Many esoteric descriptions have been applied to Enterprise Content Management. Some have suggested Enterprise Knowledge Management as a better term for the work completed. While knowledge management might be an ideal to strive for, it’s not yet a reality on the ground.
ECM is concerned with using information for managing the businesses of the enterprise better. This becomes a big issue when your business expands to a global enterprise (or just a large enterprise with several businesses).
How Does ECM Work?
ECM uses data warehouses where all data is copied, including unstructured data, and maintained under a uniform structure. Data warehouses are designed to speed up querying and analyzing, so that it can be mined for relevant information by asking properly designed queries.
Enterprise Content Management is a set of technologies and strategies that support Capture and Management of enterprise content to aid Collaborative Working, and include facilities for Storage and Preservation of the content till it can be removed safely.
Capture
The enterprise content consists not only of text data, but also audio and video files, and other digital assets. It can be paper-based or electronic, and where electronic, it can be created by different applications using different standards.
The content can also be generated at numerous points across the enterprise.
ECM uses various tools and technologies to capture the varied content and send it to a uniformly structured common repository such as a data warehouse. Paper documents are scanned and converted into digital format.
Manage
The manage component combines all the functionalities to ensure that the content becomes useful for business processes. Unless proper policies and procedures are planned in advance and implemented on the ground, even under an ECM environment different departments can continue to create non-uniform structures.
It’s uniform structures and relevant metadata that make all content “findable” when queried in different ways. Improving findability and presenting information in ways that facilitate action are key objectives of the manage function.
Collaboration
Discussion forums, such as whiteboards that allow supporting presentations with relevant documents, aid teams to contribute to projects. Enterprise Content Management Software contains facilities to make such discussions possible even when vast distances separate the participants. Participants can also contribute at different times depending on their convenience.

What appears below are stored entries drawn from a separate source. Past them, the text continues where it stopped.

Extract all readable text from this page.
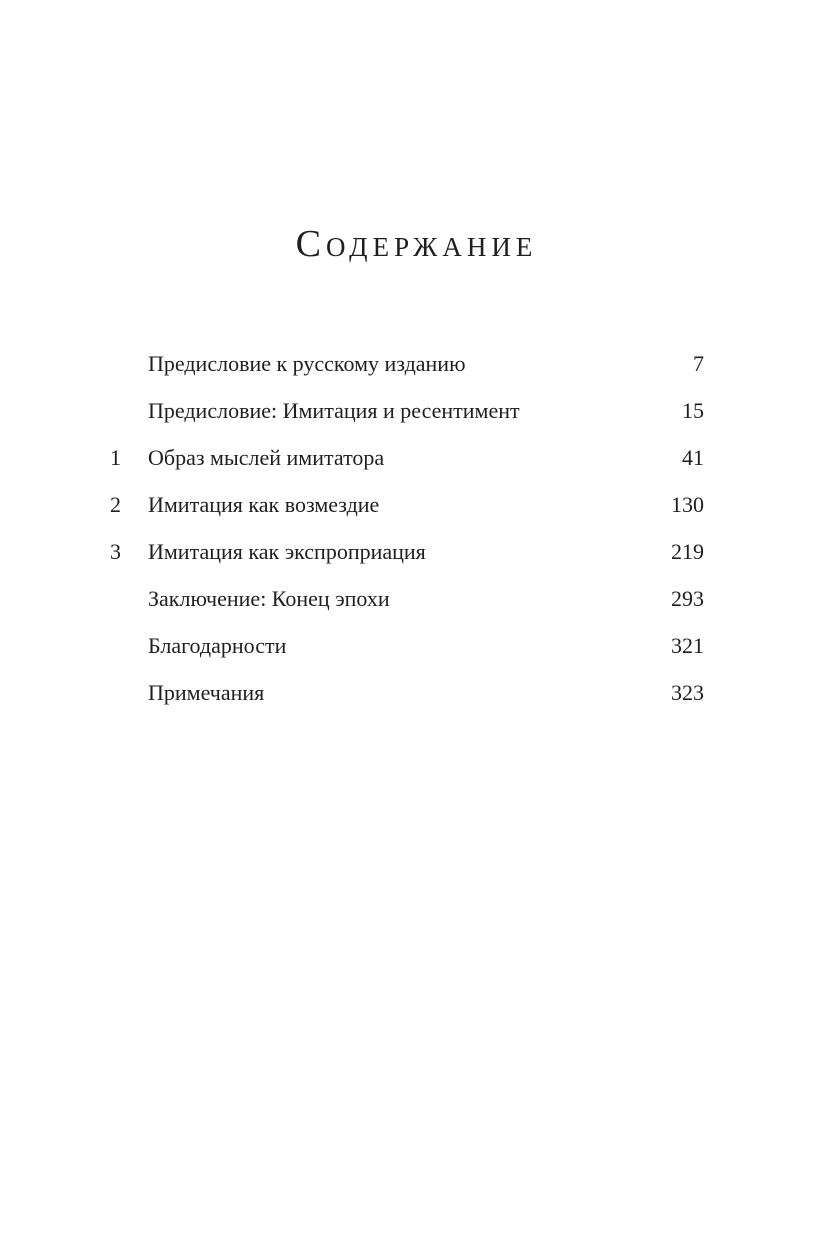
Содержание
Предисловие к русскому изданию	7
Предисловие: Имитация и ресентимент	15
1	Образ мыслей имитатора	41
2	Имитация как возмездие	130
3	Имитация как экспроприация	219
Заключение: Конец эпохи	293
Благодарности	321
Примечания	323
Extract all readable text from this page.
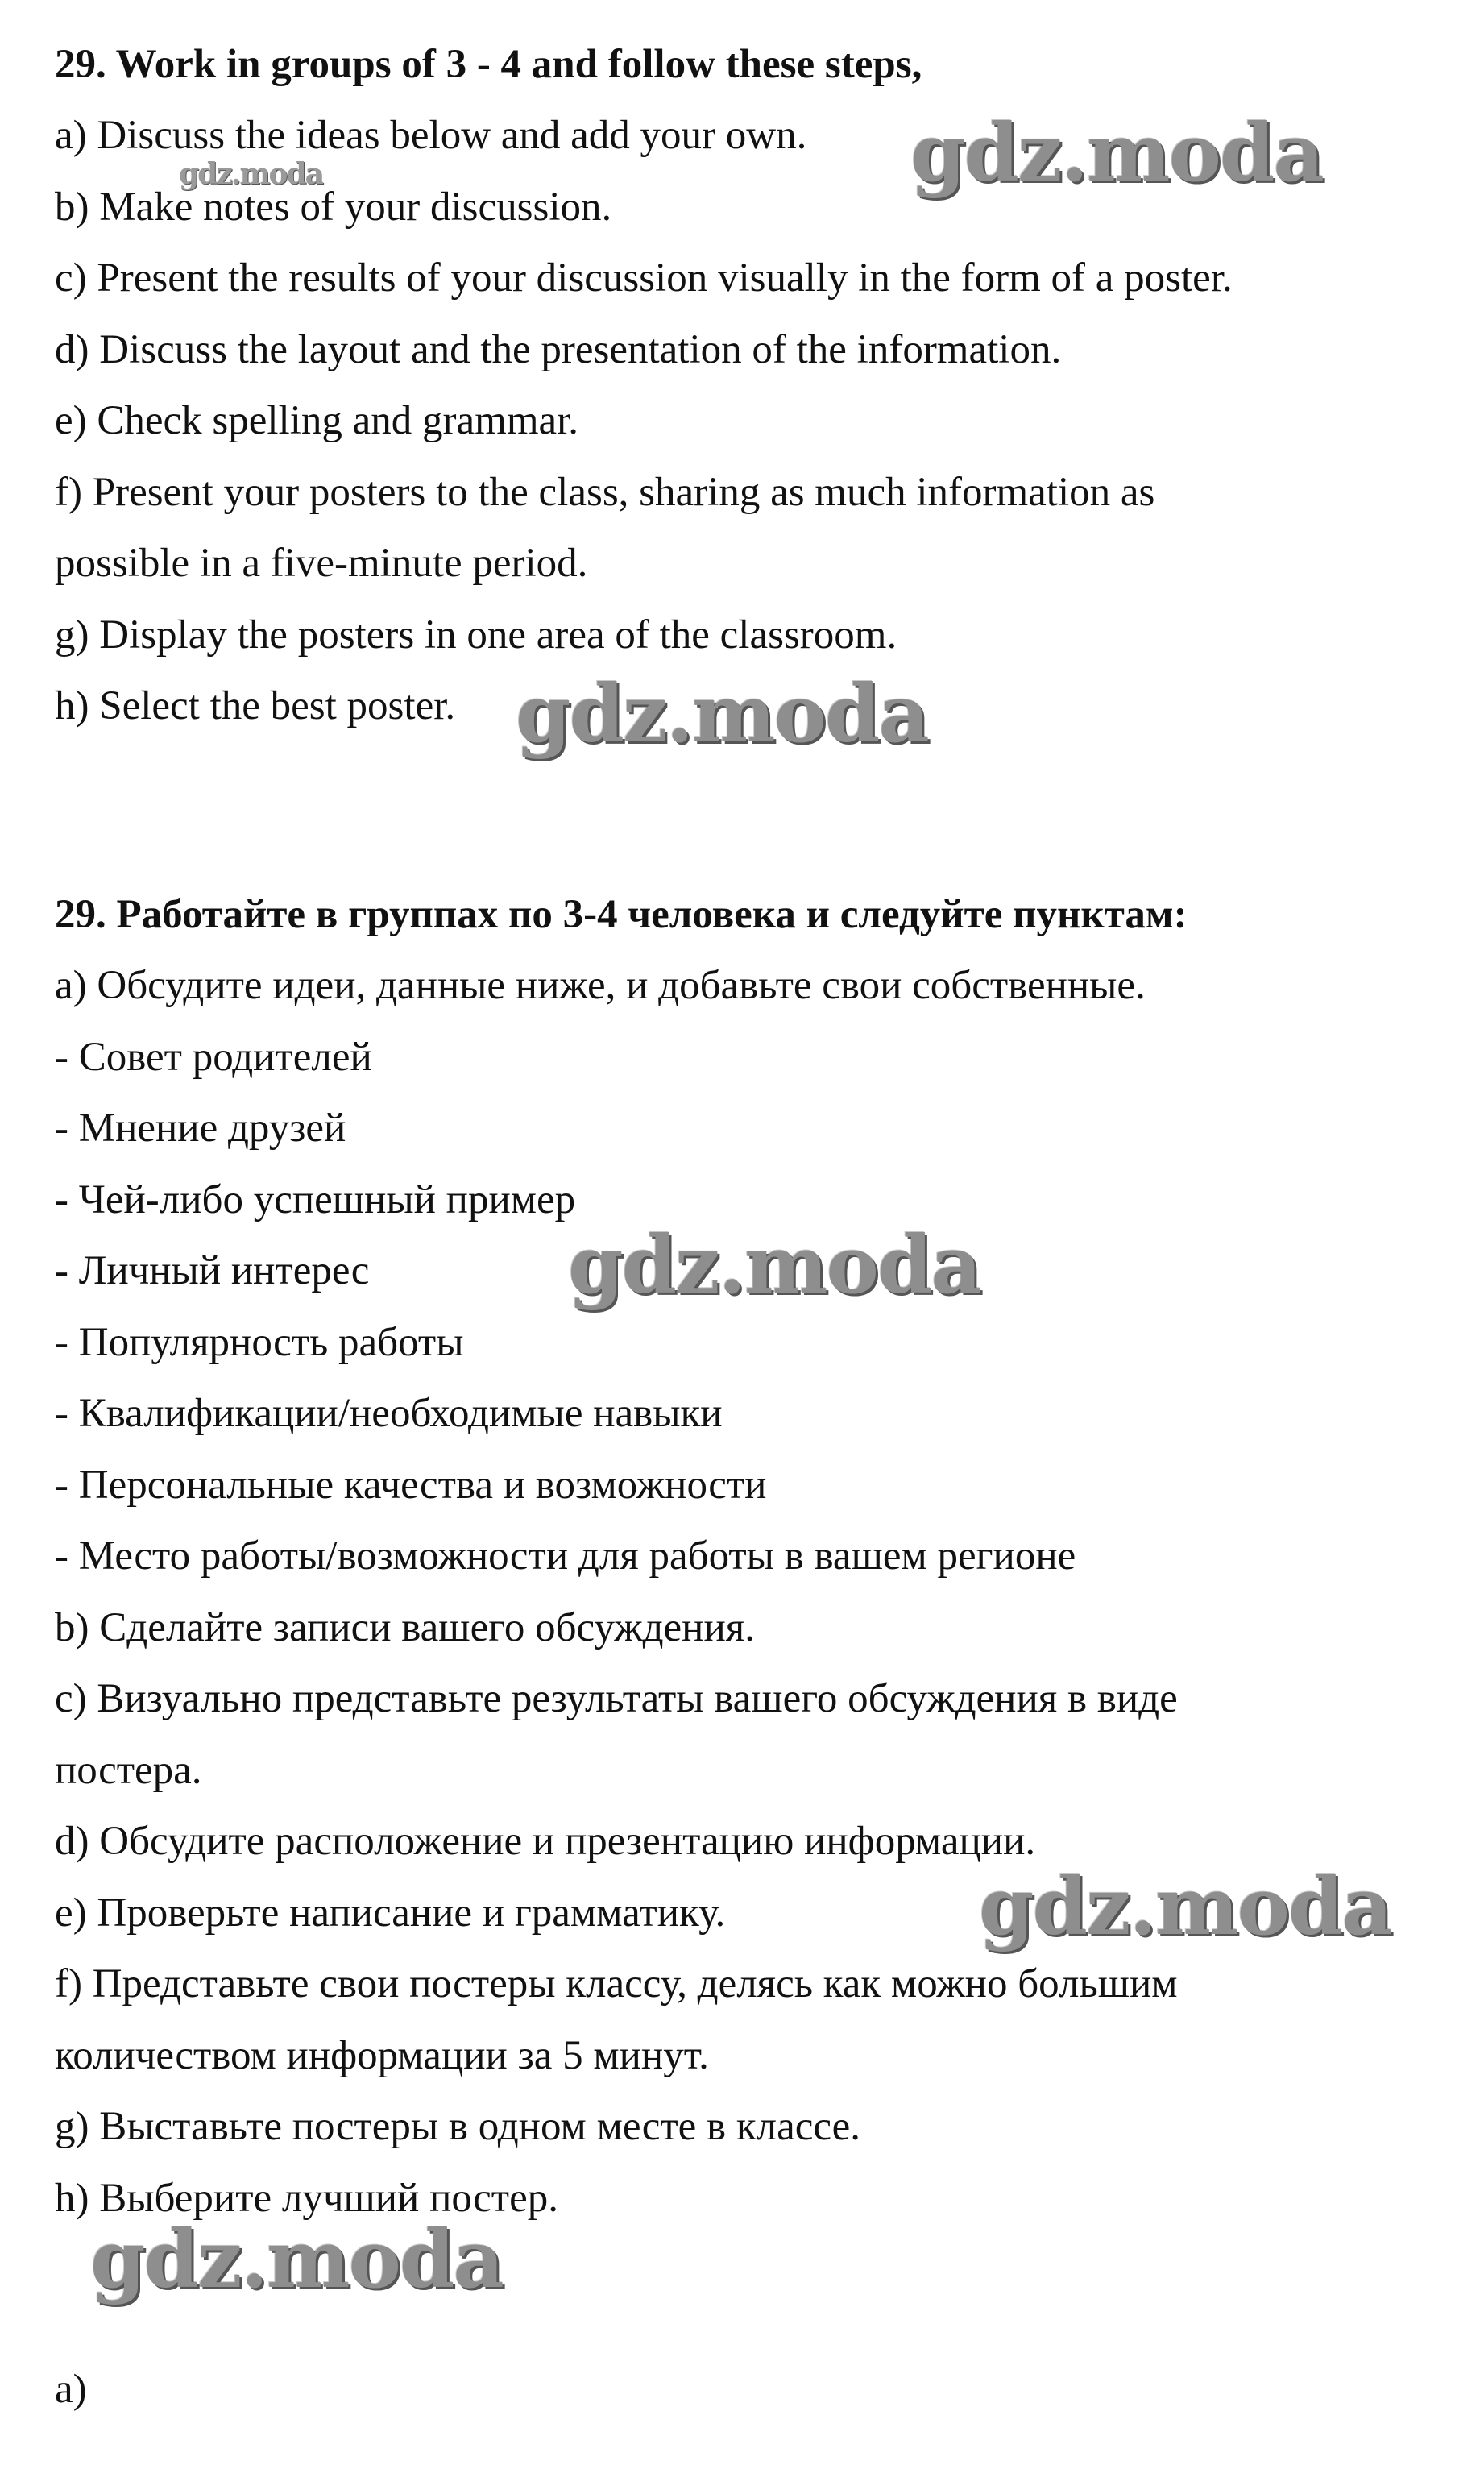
29. Work in groups of 3 - 4 and follow these steps,
a) Discuss the ideas below and add your own.
b) Make notes of your discussion.
c) Present the results of your discussion visually in the form of a poster.
d) Discuss the layout and the presentation of the information.
e) Check spelling and grammar.
f) Present your posters to the class, sharing as much information as
possible in a five-minute period.
g) Display the posters in one area of the classroom.
h) Select the best poster.
29. Работайте в группах по 3-4 человека и следуйте пунктам:
a) Обсудите идеи, данные ниже, и добавьте свои собственные.
- Совет родителей
- Мнение друзей
- Чей-либо успешный пример
- Личный интерес
- Популярность работы
- Квалификации/необходимые навыки
- Персональные качества и возможности
- Место работы/возможности для работы в вашем регионе
b) Сделайте записи вашего обсуждения.
c) Визуально представьте результаты вашего обсуждения в виде
постера.
d) Обсудите расположение и презентацию информации.
e) Проверьте написание и грамматику.
f) Представьте свои постеры классу, делясь как можно большим
количеством информации за 5 минут.
g) Выставьте постеры в одном месте в классе.
h) Выберите лучший постер.
a)
gdz.moda
gdz.moda
gdz.moda
gdz.moda
gdz.moda
gdz.moda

Workflows can involve moving documents from person to person before final approval and publishing. Under ECM, these need not involve physical movement of paper documents. Instead, these can take, or be converted into, a digital format and follow a predefined path to approval/publication.
Storage and Preservation
Content needs to be stored in a way that allows it to be queried by authorized persons. At the same time, unauthorized persons should not be allowed to see it. This is typically achieved by implementing a scheme of access rights and permissions.
Additionally, content in many different formats need to be accommodated by ECM. Text documents, spreadsheets, presentations, drawings and other images, and video and audio files are examples. Different applications might use different standards to create the content. All these need to be made findable and retrievable, using a standard interface.
There is also the need for policies and practices, supported by appropriate technologies, to ensure safety (and recoverability in case of loss through some disaster) and security of the content.
Finally, policies and procedures must be in place to identify and remove content to archival storage or from the system itself.
Conclusion
Enterprise content management systems seek to use appropriate strategies and technologies to make non-uniform and/or unstructured content, generated all across the enterprise, available for managing business processes. It manages the full lifecycle of information from capture through access-restricted storage, collaborative and individual working and sufficiently long preservation to final removal.